The Absolute Environmental Sustainability Assessment (AESA) framework is an emerging field in environmental research that aims at comparing the estimated environmental burden generated by a system on its life cycle to the carrying capacity that can be assigned to this system, i.e. the amount of impacts that it can cause without causing unacceptable impairment of ecosystem functional integrity. This paper aims to expand the AESA framework to multifunctional systems. We applied it to a simplified case study based on municipal solid waste (MSW) management, since such a system provides several functions such as reduction of the quantity and toxicity of waste, production of heat, electricity or secondary materials. Thus, we could identify the specific questions that arise from this multifunctionality in the context of AESA.
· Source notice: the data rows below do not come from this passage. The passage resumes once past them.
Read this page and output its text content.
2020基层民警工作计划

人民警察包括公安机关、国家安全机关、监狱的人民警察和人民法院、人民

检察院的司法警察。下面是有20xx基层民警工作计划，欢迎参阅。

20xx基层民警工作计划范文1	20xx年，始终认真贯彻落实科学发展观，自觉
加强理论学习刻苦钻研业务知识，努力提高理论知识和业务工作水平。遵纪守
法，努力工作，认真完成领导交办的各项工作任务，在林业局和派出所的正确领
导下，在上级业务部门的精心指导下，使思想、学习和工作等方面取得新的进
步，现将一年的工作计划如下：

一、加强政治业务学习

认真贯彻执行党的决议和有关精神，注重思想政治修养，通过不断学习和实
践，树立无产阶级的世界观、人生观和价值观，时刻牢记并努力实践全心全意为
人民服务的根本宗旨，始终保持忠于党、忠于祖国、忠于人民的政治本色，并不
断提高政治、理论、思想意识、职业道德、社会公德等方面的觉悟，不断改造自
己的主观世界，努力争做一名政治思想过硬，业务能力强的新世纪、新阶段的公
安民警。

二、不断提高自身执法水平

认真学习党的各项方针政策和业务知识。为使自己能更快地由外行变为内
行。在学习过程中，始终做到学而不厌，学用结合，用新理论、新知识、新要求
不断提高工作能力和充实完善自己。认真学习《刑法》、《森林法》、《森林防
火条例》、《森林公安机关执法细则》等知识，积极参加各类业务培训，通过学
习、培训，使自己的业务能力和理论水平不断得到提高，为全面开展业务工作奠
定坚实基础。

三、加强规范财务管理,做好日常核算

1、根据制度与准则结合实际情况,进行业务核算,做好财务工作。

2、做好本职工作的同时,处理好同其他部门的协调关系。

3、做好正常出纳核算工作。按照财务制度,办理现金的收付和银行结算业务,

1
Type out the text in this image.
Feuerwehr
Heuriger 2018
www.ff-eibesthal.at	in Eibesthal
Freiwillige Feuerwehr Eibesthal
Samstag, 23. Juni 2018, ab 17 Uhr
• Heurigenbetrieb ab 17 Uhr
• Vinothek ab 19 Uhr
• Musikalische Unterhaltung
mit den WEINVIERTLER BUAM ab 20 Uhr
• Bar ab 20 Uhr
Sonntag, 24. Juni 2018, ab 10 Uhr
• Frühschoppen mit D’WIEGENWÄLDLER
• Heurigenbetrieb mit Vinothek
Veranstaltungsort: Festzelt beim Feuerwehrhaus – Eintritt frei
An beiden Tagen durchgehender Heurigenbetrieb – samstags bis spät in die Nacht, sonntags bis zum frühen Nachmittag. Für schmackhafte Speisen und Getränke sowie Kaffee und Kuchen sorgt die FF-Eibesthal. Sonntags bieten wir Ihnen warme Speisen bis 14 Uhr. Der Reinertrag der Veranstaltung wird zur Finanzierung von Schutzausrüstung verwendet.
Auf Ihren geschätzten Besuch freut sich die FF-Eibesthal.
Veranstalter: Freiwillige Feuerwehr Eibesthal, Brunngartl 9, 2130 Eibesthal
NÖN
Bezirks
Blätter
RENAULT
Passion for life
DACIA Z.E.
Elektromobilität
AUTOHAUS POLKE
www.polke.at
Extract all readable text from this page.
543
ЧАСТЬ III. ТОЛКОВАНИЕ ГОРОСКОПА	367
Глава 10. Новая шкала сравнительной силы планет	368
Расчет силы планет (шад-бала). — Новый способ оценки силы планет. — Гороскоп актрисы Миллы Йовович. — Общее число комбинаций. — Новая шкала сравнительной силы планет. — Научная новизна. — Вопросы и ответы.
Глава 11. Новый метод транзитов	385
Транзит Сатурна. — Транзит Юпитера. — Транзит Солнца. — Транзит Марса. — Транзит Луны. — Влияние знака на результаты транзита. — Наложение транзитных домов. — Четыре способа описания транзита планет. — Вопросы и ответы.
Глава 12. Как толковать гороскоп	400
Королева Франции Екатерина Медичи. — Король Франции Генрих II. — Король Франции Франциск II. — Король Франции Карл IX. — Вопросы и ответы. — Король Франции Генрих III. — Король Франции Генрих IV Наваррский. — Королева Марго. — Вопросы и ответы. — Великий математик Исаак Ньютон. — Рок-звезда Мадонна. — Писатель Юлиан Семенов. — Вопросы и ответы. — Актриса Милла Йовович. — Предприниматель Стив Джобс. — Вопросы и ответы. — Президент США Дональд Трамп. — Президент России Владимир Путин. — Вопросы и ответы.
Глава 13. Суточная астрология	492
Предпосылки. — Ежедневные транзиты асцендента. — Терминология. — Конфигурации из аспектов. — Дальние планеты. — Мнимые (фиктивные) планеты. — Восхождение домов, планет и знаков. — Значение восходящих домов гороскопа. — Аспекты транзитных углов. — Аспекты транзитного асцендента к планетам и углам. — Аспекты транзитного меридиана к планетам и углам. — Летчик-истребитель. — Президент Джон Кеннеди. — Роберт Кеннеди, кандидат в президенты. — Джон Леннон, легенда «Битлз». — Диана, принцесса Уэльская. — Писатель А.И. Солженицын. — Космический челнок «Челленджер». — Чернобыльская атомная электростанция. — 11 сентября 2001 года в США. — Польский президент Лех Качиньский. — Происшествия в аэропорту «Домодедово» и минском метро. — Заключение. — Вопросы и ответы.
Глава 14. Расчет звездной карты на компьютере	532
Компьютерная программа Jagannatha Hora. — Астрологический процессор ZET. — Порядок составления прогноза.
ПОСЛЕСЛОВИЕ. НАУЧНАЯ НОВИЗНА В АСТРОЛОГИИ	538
Based on the theory of AESA, we developed a four-steps methodology to identify the most significant impacts at both system and global scales. That methodology consisted of (step 1) quantifying the impacts of the studied system with conventional Life Cycle Assessment (LCA) followed by a normalisation step; (step 2) quantifying the number of beneficiaries from this system; (step 3) identifying impact categories for which the studied system causes significant impacts and global carrying capacities are exceeded; and (step 4) quantifying the Assigned Carrying Capacity (ACC) of the system, based on a utilitarian perspective and its contribution to the satisfaction of human needs.
We then applied this methodology to a simplified model of the MSW management implemented in the Lyon Metropolitan Area (France), as a proof of concept. Steps 1 to 3 helped elaborate a hierarchy of impact categories, highlighting which ones should be reduced in priority. Step 4 required significant knowledge about how the functions of the studied system were used, both directly and indirectly, to satisfy human needs. We used national Supply and Use Tables and several simplifying hypotheses to that end. We also tested different sharing principles based on macroeconomic indicators. This variety of sharing principles helped refine the hierarchy developed in Step 3 by identifying which carrying capacities were most certainly exceeded by the studied system.